Il ne devrait pas être le complice d’une projection personnelle dans le présent personnel de son client. Et rester ainsi dans le strict cadre de sa pratique (Ces questions sont fréquemment abordées dans le Journal of Heritage Tourism).

Ce rappel peut sembler d’autant plus nécessaire que des facteurs récents inspirent un renouveau du tourisme généalogique.

2 indicateurs de renouveau :

De manière révélatrice, un renouveau se manifeste dans le foisonnement des termes : tourisme des racines, voyage de retour, tourisme génétique, etc …

N. Tomczewska-Popowycz, & V. Taras, The many names of “Roots tourism”: An integrative review of the terminology. Journal of Hospitality and Tourism Management, 2022, 50, 245-258.

Au-delà de ce signe encourageant, 2 indicateurs de renouveau sont à l’œuvre.

Ils s’inscrivent dans le contexte post-covid et sa recrudescence des voyages et contribuent à dessiner le tourisme généalogique de demain.

  • Une nouvelle fascination pour la recherche des ancêtres

Elle prend la forme d’une recherche plus active d’authenticité : un public devenu plus mobile souhaite entreprendre des voyages pour découvrir son enracinement dans un lieu.

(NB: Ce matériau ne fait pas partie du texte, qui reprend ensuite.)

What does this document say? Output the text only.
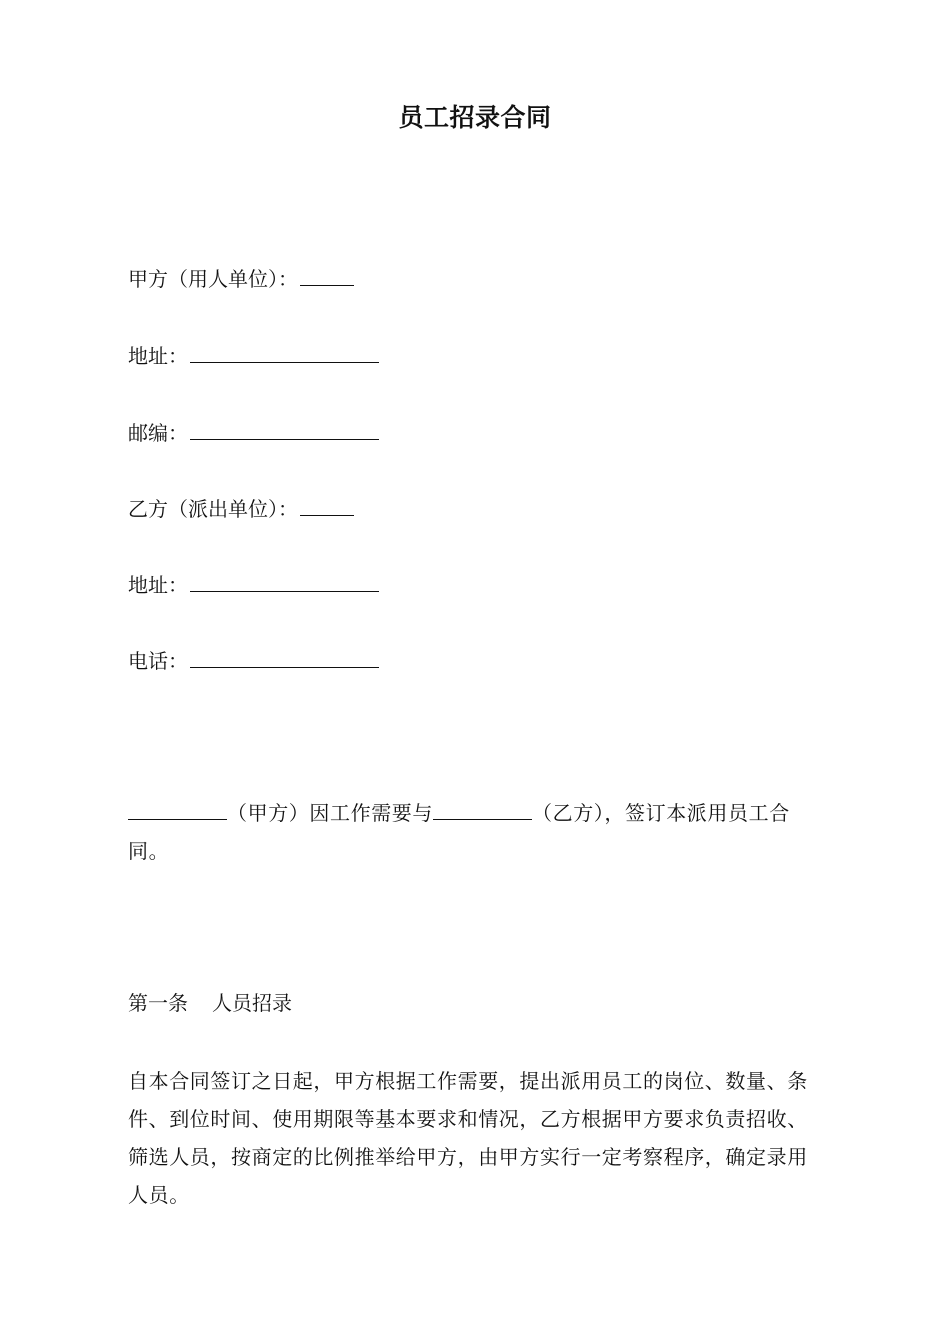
员工招录合同
甲方（用人单位）：
地址：
邮编：
乙方（派出单位）：
地址：
电话：
（甲方）因工作需要与	（乙方），签订本派用员工合同。
第一条 人员招录
自本合同签订之日起，甲方根据工作需要，提出派用员工的岗位、数量、条件、到位时间、使用期限等基本要求和情况，乙方根据甲方要求负责招收、筛选人员，按商定的比例推举给甲方，由甲方实行一定考察程序，确定录用人员。
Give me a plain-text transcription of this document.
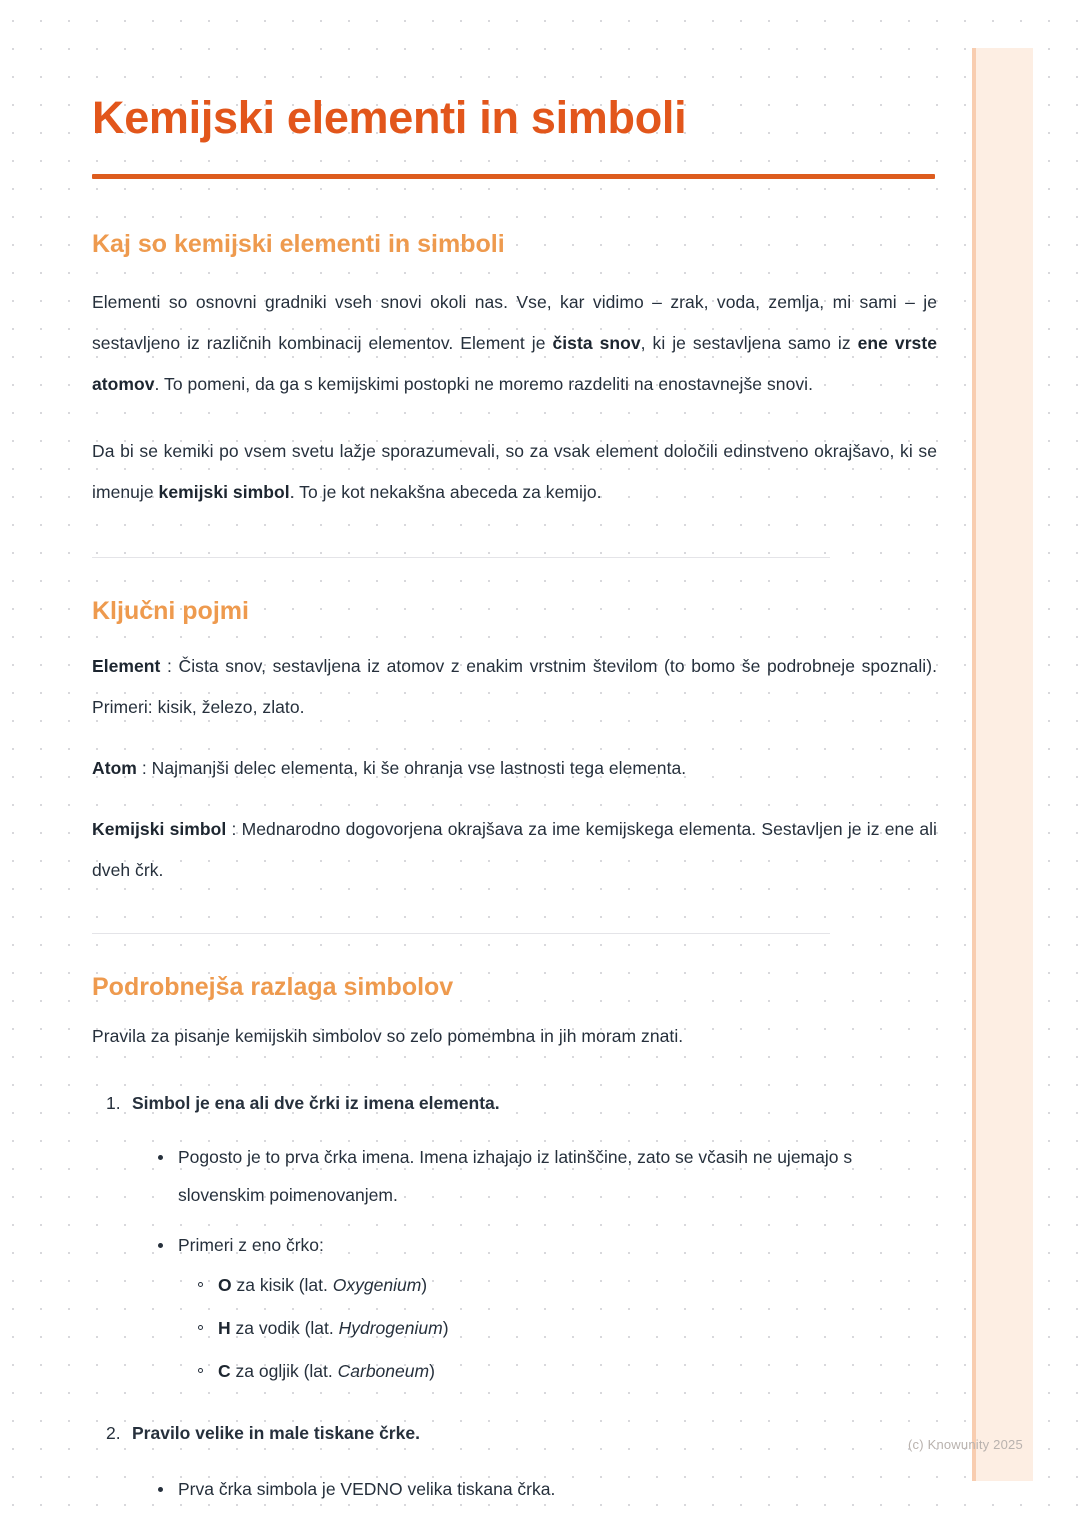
Kemijski elementi in simboli
Kaj so kemijski elementi in simboli

Elementi so osnovni gradniki vseh snovi okoli nas. Vse, kar vidimo – zrak, voda, zemlja, mi sami – je sestavljeno iz različnih kombinacij elementov. Element je čista snov, ki je sestavljena samo iz ene vrste atomov. To pomeni, da ga s kemijskimi postopki ne moremo razdeliti na enostavnejše snovi.

Da bi se kemiki po vsem svetu lažje sporazumevali, so za vsak element določili edinstveno okrajšavo, ki se imenuje kemijski simbol. To je kot nekakšna abeceda za kemijo.

Ključni pojmi

Element : Čista snov, sestavljena iz atomov z enakim vrstnim številom (to bomo še podrobneje spoznali). Primeri: kisik, železo, zlato.

Atom : Najmanjši delec elementa, ki še ohranja vse lastnosti tega elementa.

Kemijski simbol : Mednarodno dogovorjena okrajšava za ime kemijskega elementa. Sestavljen je iz ene ali dveh črk.

Podrobnejša razlaga simbolov

Pravila za pisanje kemijskih simbolov so zelo pomembna in jih moram znati.

Simbol je ena ali dve črki iz imena elementa.
Pogosto je to prva črka imena. Imena izhajajo iz latinščine, zato se včasih ne ujemajo s slovenskim poimenovanjem.
Primeri z eno črko:
O za kisik (lat. Oxygenium)
H za vodik (lat. Hydrogenium)
C za ogljik (lat. Carboneum)
Pravilo velike in male tiskane črke.
Prva črka simbola je VEDNO velika tiskana črka.
(c) Knowunity 2025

Le monde numérique fait aussi apparaître de nouveaux besoins d’intimité.

Cette authenticité suppose de ne plus se contenter d’une archive numérisée téléchargeable à des milliers de kilomètres de distance lorsqu’un passionné veut s’imprégner d’une odeur de vieux papier revêtu d’une signature familiale.

  • L’essor des kits de tests ADN vendus directement aux consommateurs

Le nombre de personnes ayant fait analyser leur ADN à l’aide de tests généalogiques en vente directe a dépassé les 12 millions en 2017(même si ce n’est pas encore autorisé partout). Cette année-là, plus d’individus ont fait analyser leur ADN que toutes les années précédentes réunies.

Pour le rédacteur en chef du Journal of Heritage Tourism Dallen Timothy, cette tendance est susceptible d’élargir le marché du tourisme généalogique en attirant les jeunes générations qui y vient une ouverture sur le passé familial à l’abri des microfilms si peu appréciés.